As far as I understand, there are two things that I should answer for you.
Calculating rate constants with any trajectory methods is different than using TST. In fact, the whole point of using QCT is so we can account for nonstatistical effects. These nonstatistical effects are usually extremely important, as it is also mentioned in the article
... This dynamic matching leads to pronounced nonstatistical effects
on the lifetimes...
Any time you are using TST, you are assuming there are no nonstatistical effects whatsoever. This approximation is probably never true, but it leads to surprisingly good numerical results. The way you calculate reaction rates in QCT is by integrating the reaction probability using a Monte Carlo integration formula, cleverly sampling the initial conditions of the reactants. I usually recommend a good book of W. Miller. The book itself is a bit outdated, but the derivation by Porter and Raff in the first chapter is beautiful.

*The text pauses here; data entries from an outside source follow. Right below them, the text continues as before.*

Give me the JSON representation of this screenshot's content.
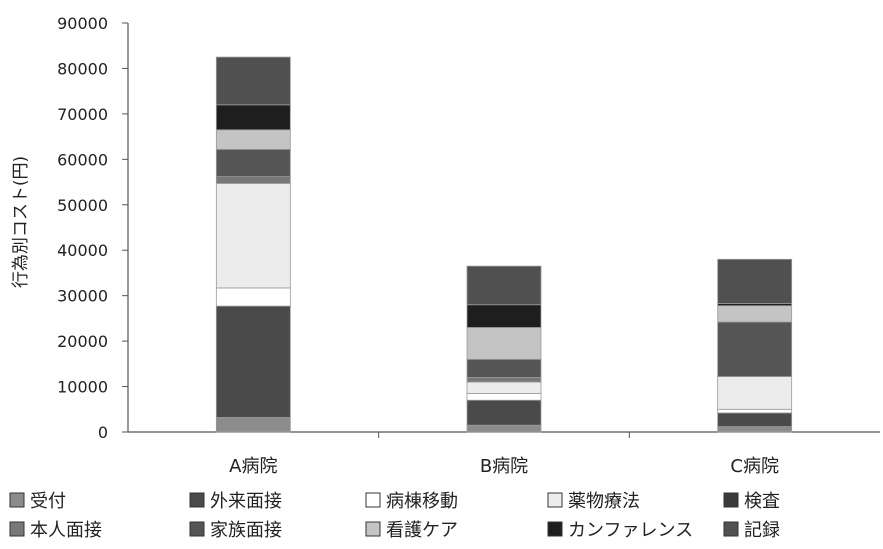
{
  "chart_data": {
    "type": "bar",
    "stacked": true,
    "title": "",
    "xlabel": "",
    "ylabel": "行為別コスト(円)",
    "ylim": [
      0,
      90000
    ],
    "yticks": [
      0,
      10000,
      20000,
      30000,
      40000,
      50000,
      60000,
      70000,
      80000,
      90000
    ],
    "grid": false,
    "legend_position": "bottom",
    "categories": [
      "A病院",
      "B病院",
      "C病院"
    ],
    "series": [
      {
        "name": "受付",
        "color": "#8c8c8c",
        "values": [
          3200,
          1500,
          1200
        ]
      },
      {
        "name": "外来面接",
        "color": "#4a4a4a",
        "values": [
          24500,
          5500,
          3000
        ]
      },
      {
        "name": "病棟移動",
        "color": "#ffffff",
        "values": [
          4000,
          1500,
          800
        ]
      },
      {
        "name": "薬物療法",
        "color": "#ececec",
        "values": [
          23000,
          2500,
          7200
        ]
      },
      {
        "name": "検査",
        "color": "#3a3a3a",
        "values": [
          0,
          0,
          0
        ]
      },
      {
        "name": "本人面接",
        "color": "#787878",
        "values": [
          1500,
          1000,
          0
        ]
      },
      {
        "name": "家族面接",
        "color": "#555555",
        "values": [
          6000,
          4000,
          12000
        ]
      },
      {
        "name": "看護ケア",
        "color": "#c4c4c4",
        "values": [
          4300,
          7000,
          3600
        ]
      },
      {
        "name": "カンファレンス",
        "color": "#1e1e1e",
        "values": [
          5500,
          5000,
          500
        ]
      },
      {
        "name": "記録",
        "color": "#505050",
        "values": [
          10500,
          8500,
          9700
        ]
      }
    ]
  }
}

Now you asked about the determination of the lifetime. The article, as I understand it, talks mostly about the lifetime of the activated complex. This can be done because in QCT we know the coordinates of atoms in every single timestep, so we can compare them to some given values to decide whether we are in the activated complex region or not. From the article:
Transition zones were defined for the C–C forming (3‡) and the C–N breaking (5‡) steps (see Supporting Information for details). [...] The lifetime of
intermediate 4b was defined as the elapsed time between departure from the transition zone 3b‡ and entrance in transition zones 5b‡
So, long story short: QCT determines lifetimes differently from TST, this is because TST is inherently statistical, while QCT also considers nonstatistical effects. Instead, QCT calculations rely on defining geometries for different states, and simply calculating how many integration steps the system spends there.